Page MenuHomePhabricator

<code> rendering differences (visualdiff testing)
Closed, ResolvedPublicBUG REPORT

Description

The following links:

https://en.wikivoyage.org/wiki/Talk%3AIslamabad?useparsoid=0
https://en.wikivoyage.org/wiki/Talk%3AIslamabad?useparsoid=1

render differently in Parsoid and legacy:

Legacy

image.png (397×532 px, 71 KB)

Parsoid

image.png (351×538 px, 60 KB)

Related Objects

Event Timeline

This is a misnested tag - the code tag is an inline tag wrapping multiple paragraphs which are blocks (modulo HTML 5 framing).

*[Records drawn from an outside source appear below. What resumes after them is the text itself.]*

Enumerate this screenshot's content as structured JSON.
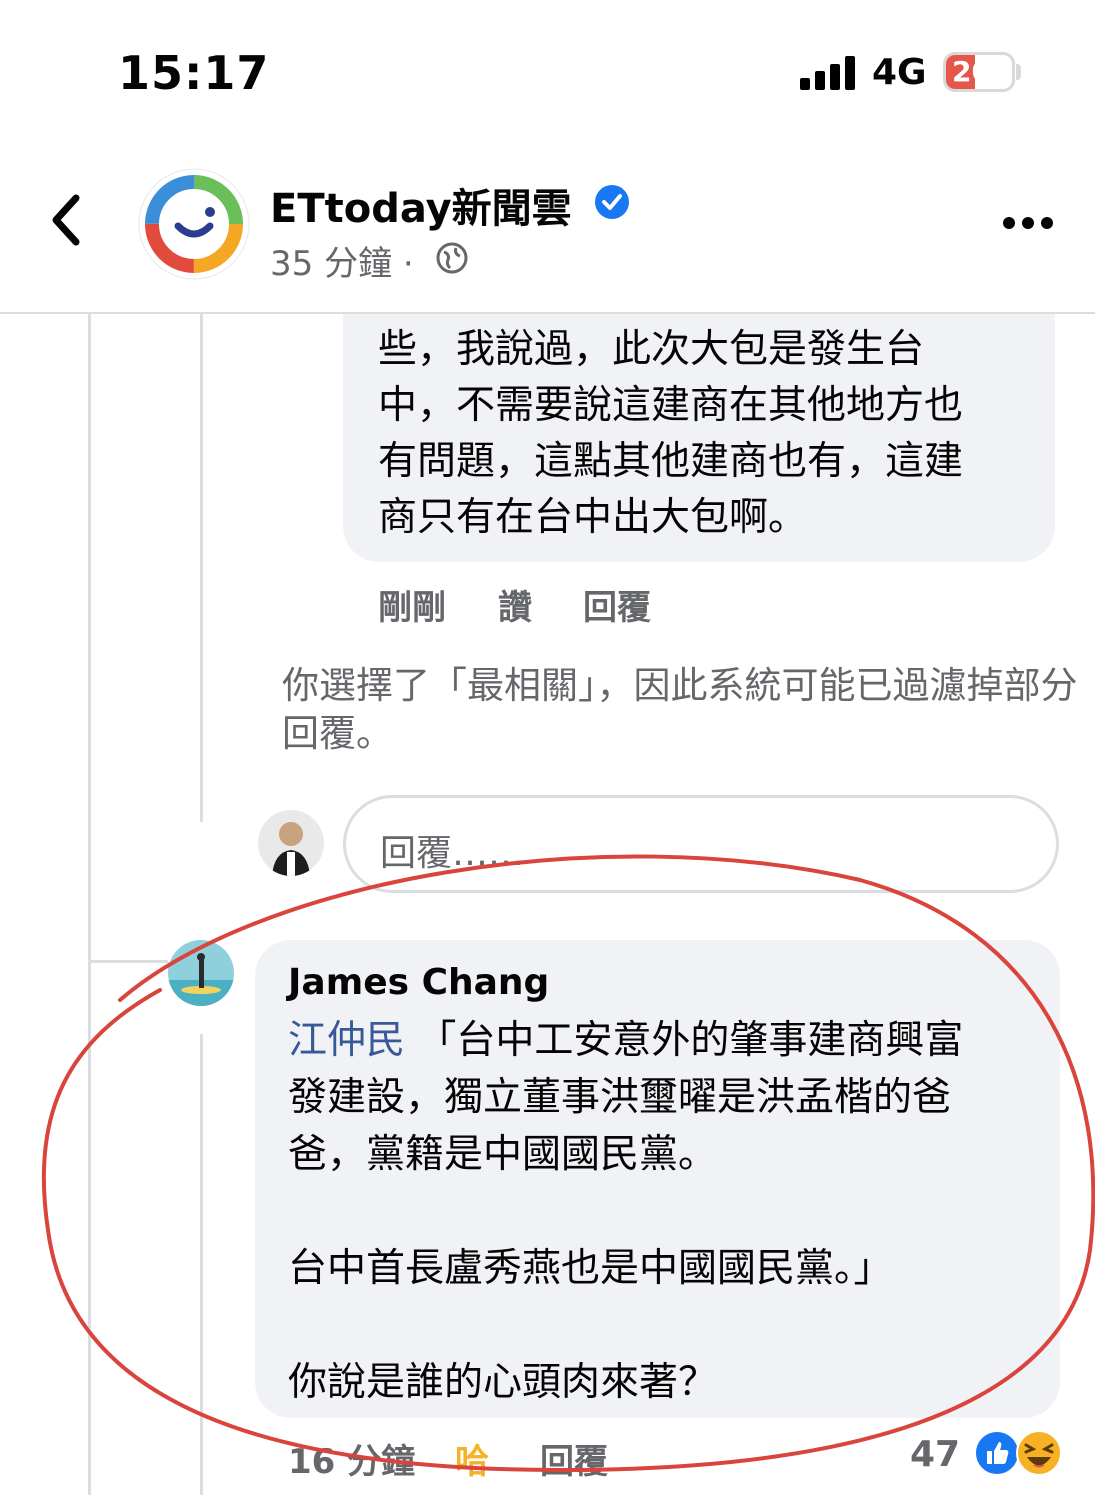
{
  "status_bar": {
    "time": "15:17",
    "network": "4G",
    "battery": "20",
    "battery_level": 0.2
  },
  "header": {
    "page_name": "ETtoday新聞雲",
    "post_time": "35 分鐘 ·"
  },
  "comment_reply": {
    "text": "些，我說過，此次大包是發生台\n中，不需要說這建商在其他地方也\n有問題，這點其他建商也有，這建\n商只有在台中出大包啊。",
    "actions": {
      "time": "剛剛",
      "like": "讚",
      "reply": "回覆"
    }
  },
  "filter_notice": "你選擇了「最相關」，因此系統可能已過濾掉部分回覆。",
  "reply_input": {
    "placeholder": "回覆……"
  },
  "james_comment": {
    "author": "James Chang",
    "mention": "江仲民",
    "text": "「台中工安意外的肇事建商興富\n發建設，獨立董事洪璽曜是洪孟楷的爸\n爸，黨籍是中國國民黨。\n\n台中首長盧秀燕也是中國國民黨。」\n\n你說是誰的心頭肉來著？",
    "actions": {
      "time": "16 分鐘",
      "haha": "哈",
      "reply": "回覆"
    },
    "reaction_count": "47"
  },
  "colors": {
    "accent": "#1877f2",
    "annotation": "#d9443c",
    "haha_action": "#f7b125"
  }
}
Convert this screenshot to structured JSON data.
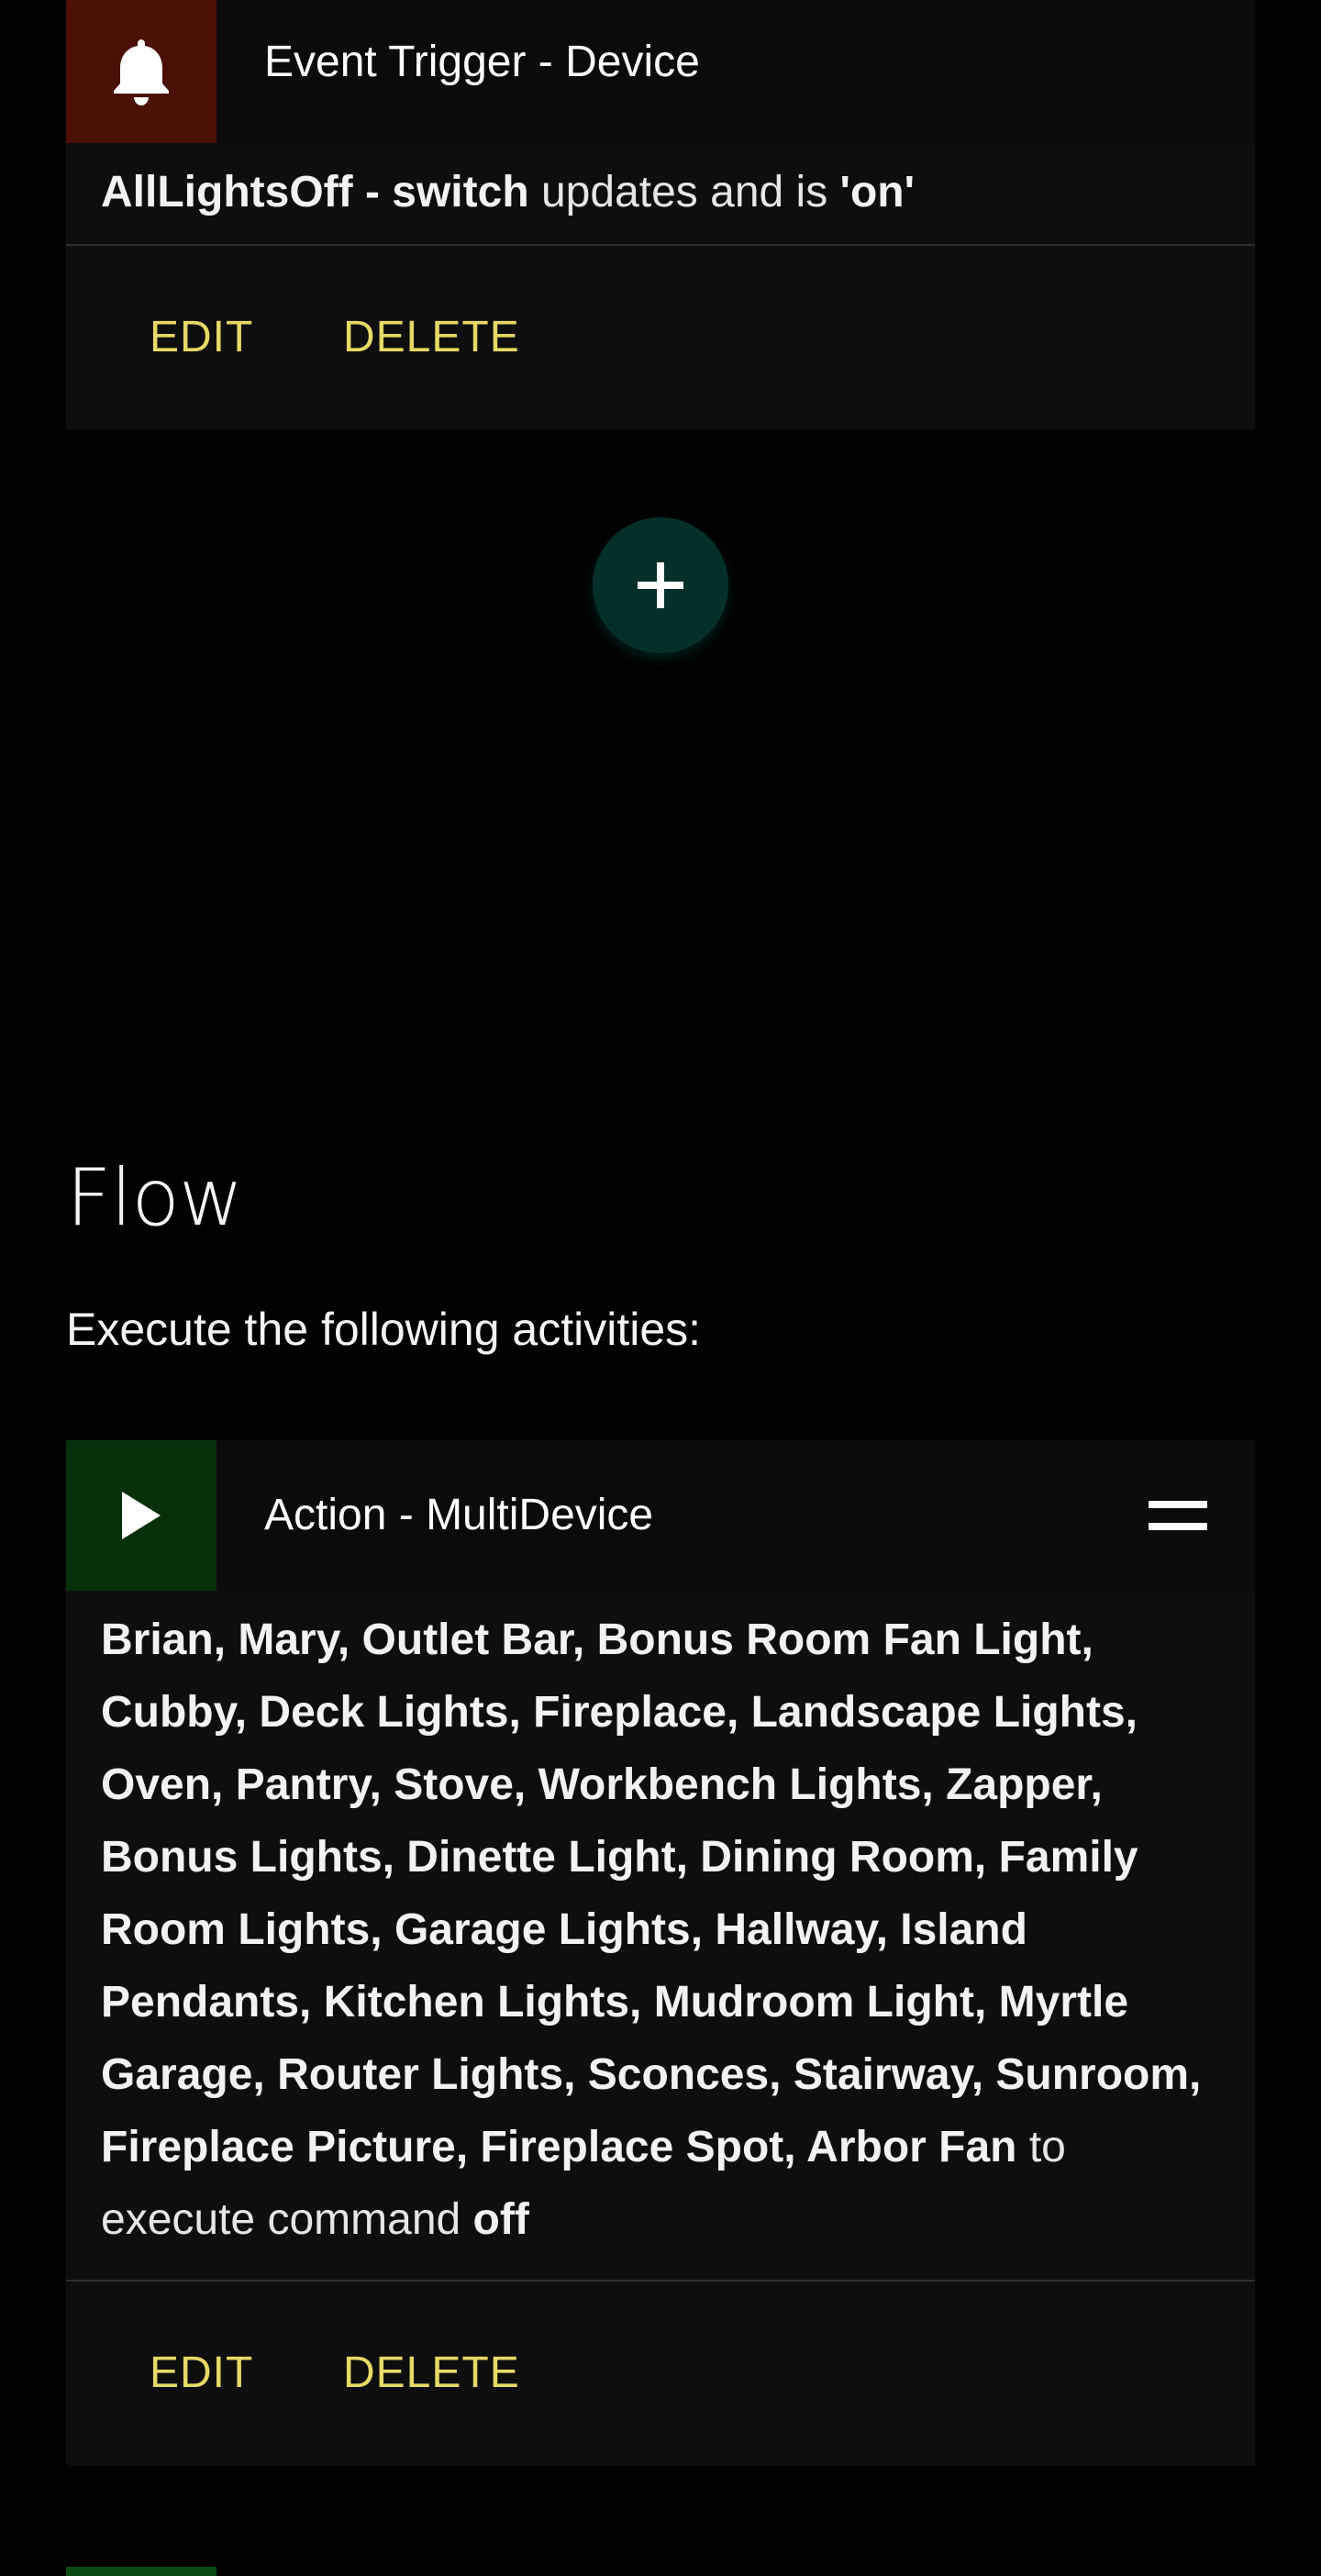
{
  "trigger_card": {
    "title": "Event Trigger - Device",
    "icon": "bell-icon",
    "icon_bg": "#4a0f05",
    "body": {
      "device": "AllLightsOff - switch",
      "mid_text": " updates and is ",
      "value": "'on'"
    },
    "edit_label": "EDIT",
    "delete_label": "DELETE"
  },
  "add_button": {
    "icon": "plus-icon",
    "color": "#05302a"
  },
  "flow": {
    "title": "Flow",
    "subtitle": "Execute the following activities:"
  },
  "action_card": {
    "title": "Action - MultiDevice",
    "icon": "play-icon",
    "icon_bg": "#06300a",
    "devices": "Brian, Mary, Outlet Bar, Bonus Room Fan Light, Cubby, Deck Lights, Fireplace, Landscape Lights, Oven, Pantry, Stove, Workbench Lights, Zapper, Bonus Lights, Dinette Light, Dining Room, Family Room Lights, Garage Lights, Hallway, Island Pendants, Kitchen Lights, Mudroom Light, Myrtle Garage, Router Lights, Sconces, Stairway, Sunroom, Fireplace Picture, Fireplace Spot, Arbor Fan",
    "connector": " to execute command ",
    "command": "off",
    "edit_label": "EDIT",
    "delete_label": "DELETE",
    "drag_icon": "drag-handle-icon"
  },
  "colors": {
    "accent_text": "#e8d866",
    "card_bg": "#0e0e0e",
    "page_bg": "#000000"
  }
}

Linter appropriately identifies it as such:

Screenshot_2024-06-28-19-18-33-15_3aea4af51f236e4932235fdada7d1643.jpg (578×1 px, 144 KB)

In other words, the page is already broken and Parsoid happens to make it more obvious.

You should review lint errors on a page to see if that may be the source of a rendering diff.

On the other hand, legacy fixes that in the output, and Parsoid does weird stuff:

$ echo -e "<code>1\n\n2\n\n3\n\n4</code>" |php ./bin/parse.php
<p data-parsoid='{"dsr":[0,7,0,0]}'><code data-parsoid='{"stx":"html","autoInsertedEnd":true,"dsr":[0,7,6,0]}'>1</code></p><code data-parsoid='{"stx":"html","autoInsertedStart":true,"autoInsertedEnd":true,"dsr":[7,13,0,0]}'>

<p data-parsoid='{"dsr":[9,10,0,0]}'>2</p>

<p data-parsoid='{"dsr":[12,13,0,0]}'>3</p></code>

<p data-parsoid='{"dsr":[15,23,0,0]}'><code data-parsoid='{"stx":"html","autoInsertedStart":true,"dsr":[15,23,0,7]}'>4</code></p>

So, yeah, the input is not great, but there's still something iffy going on. If anything I'd be happier with a single <code> around all of that (because that would point in the direction of things just not being normalized), but here clearly SOMETHING happens, possibly incompletely.

It also doesn't feel like OBVIOUSLY wrong wikitext (although it does trip the linter), so it's probably worth having a look, regardless of the specific page.

Okay, fine.

At the point it enters remex, it looks like

<p><code>1</p><p>2</p><p>3</code></p>

and the behaviour is at least consistent with what happens in other places. It's not pretty, but as mentioned, inline formatting elements are not really supposed to span multiple paragraphs. Modifying either remex or what feeds it would have the potential to break A Lot of things (in particular, articles starting with a formatting tag, as is common).

I don't like it, it makes me grumpy, but it's technically bad input, and is linted as such, so I'm going to close this issue as won't solve.

ihurbain claimed this task.
ihurbain moved this task from Backlog to In Progress on the Content-Transform-Team-WIP board.

There, I spent a significant amount of time hunting down where the discrepancy comes from.

Given wikitext

a

b

what enters Remex in the legacy parser is

<p>a
</p><p>b
</p>

and what enters Remex with Parsoid is

<p>a</p>

<p>b</p>

So far, so good.

The problem is that, if these paragraphs are included in a formatting element, we have reconstructAFE kicking in at some point. With the legacy parser, it happens on the string boundary, that is just before b. With Parsoid, it also happens on the string boundary... that is, the two \n\n between the paragraphs. So the <code> is re-opened before the new paragraph opening, and this is where the discrepancies come from.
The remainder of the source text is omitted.